Memory Aid: A "Cup" (Concave Up) holds the water above the line. A "Frown" (Concave Down) keeps the curve below the line.

4.7 L'Hospital's Rule

Sometimes when we try to find a limit using direct substitution, we get something "broken" like \( \frac{0}{0} \) or \( \frac{\infty}{\infty} \). These are called Indeterminate Forms.

The Rule

If \( \lim_{x \to c} \frac{f(x)}{g(x)} = \frac{0}{0} \) or \( \frac{\infty}{\infty} \), then:
\( \lim_{x \to c} \frac{f(x)}{g(x)} = \lim_{x \to c} \frac{f'(x)}{g'(x)} \)

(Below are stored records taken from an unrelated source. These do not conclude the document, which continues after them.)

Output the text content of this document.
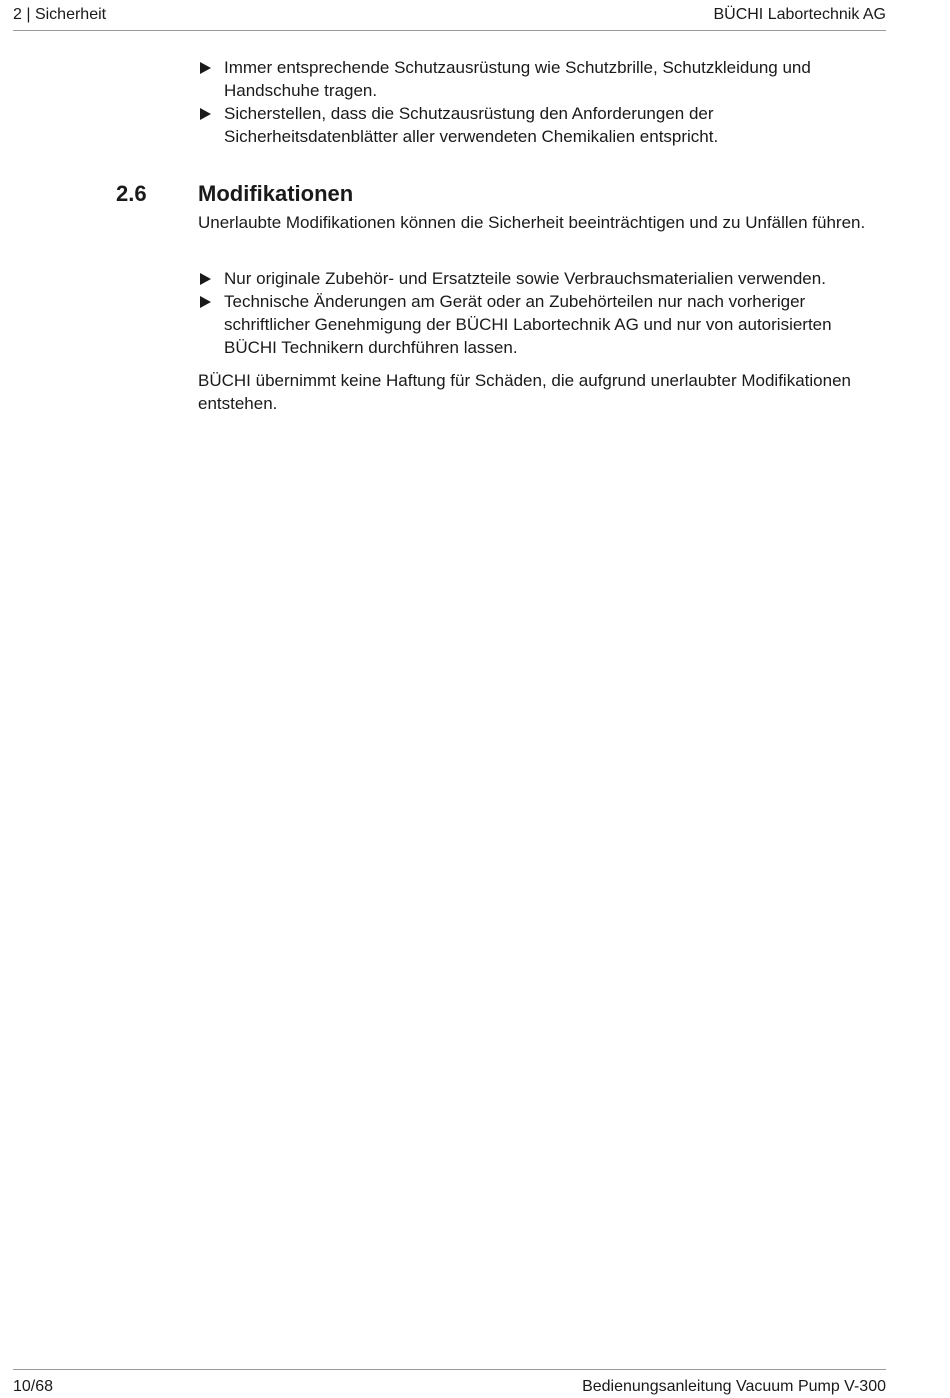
2 | Sicherheit	BÜCHI Labortechnik AG
Immer entsprechende Schutzausrüstung wie Schutzbrille, Schutzkleidung und Handschuhe tragen.
Sicherstellen, dass die Schutzausrüstung den Anforderungen der Sicherheitsdatenblätter aller verwendeten Chemikalien entspricht.
2.6 Modifikationen

Unerlaubte Modifikationen können die Sicherheit beeinträchtigen und zu Unfällen führen.

Nur originale Zubehör- und Ersatzteile sowie Verbrauchsmaterialien verwenden.
Technische Änderungen am Gerät oder an Zubehörteilen nur nach vorheriger schriftlicher Genehmigung der BÜCHI Labortechnik AG und nur von autorisierten BÜCHI Technikern durchführen lassen.

BÜCHI übernimmt keine Haftung für Schäden, die aufgrund unerlaubter Modifikationen entstehen.

10/68	Bedienungsanleitung Vacuum Pump V-300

In simple terms: take the derivative of the top and the derivative of the bottom separately, then try the limit again.

Important Warnings

• Check first: You must show that the limit results in \( \frac{0}{0} \) or \( \frac{\infty}{\infty} \) before using the rule. If you use it on a normal limit, you will get the wrong answer!
• Not the Quotient Rule: When using L'Hospital's Rule, do not use the low-d-high rule. Just derive the top and bottom individually.
• Repeat if needed: If you get \( \frac{0}{0} \) again after the first time, you can use the rule a second (or third) time!

Did you know? Even though it's named after Guillaume de l'Hôpital, the rule was actually discovered by the Swiss mathematician Johann Bernoulli. L'Hôpital essentially paid Bernoulli for the rights to the discovery!

Key Takeaway for Unit 4: Every derivative tells a story about how something is changing. Whether it's the speed of a particle or the slope of a tangent line, look for the relationship between the variables and the time or position they depend on. You've got this!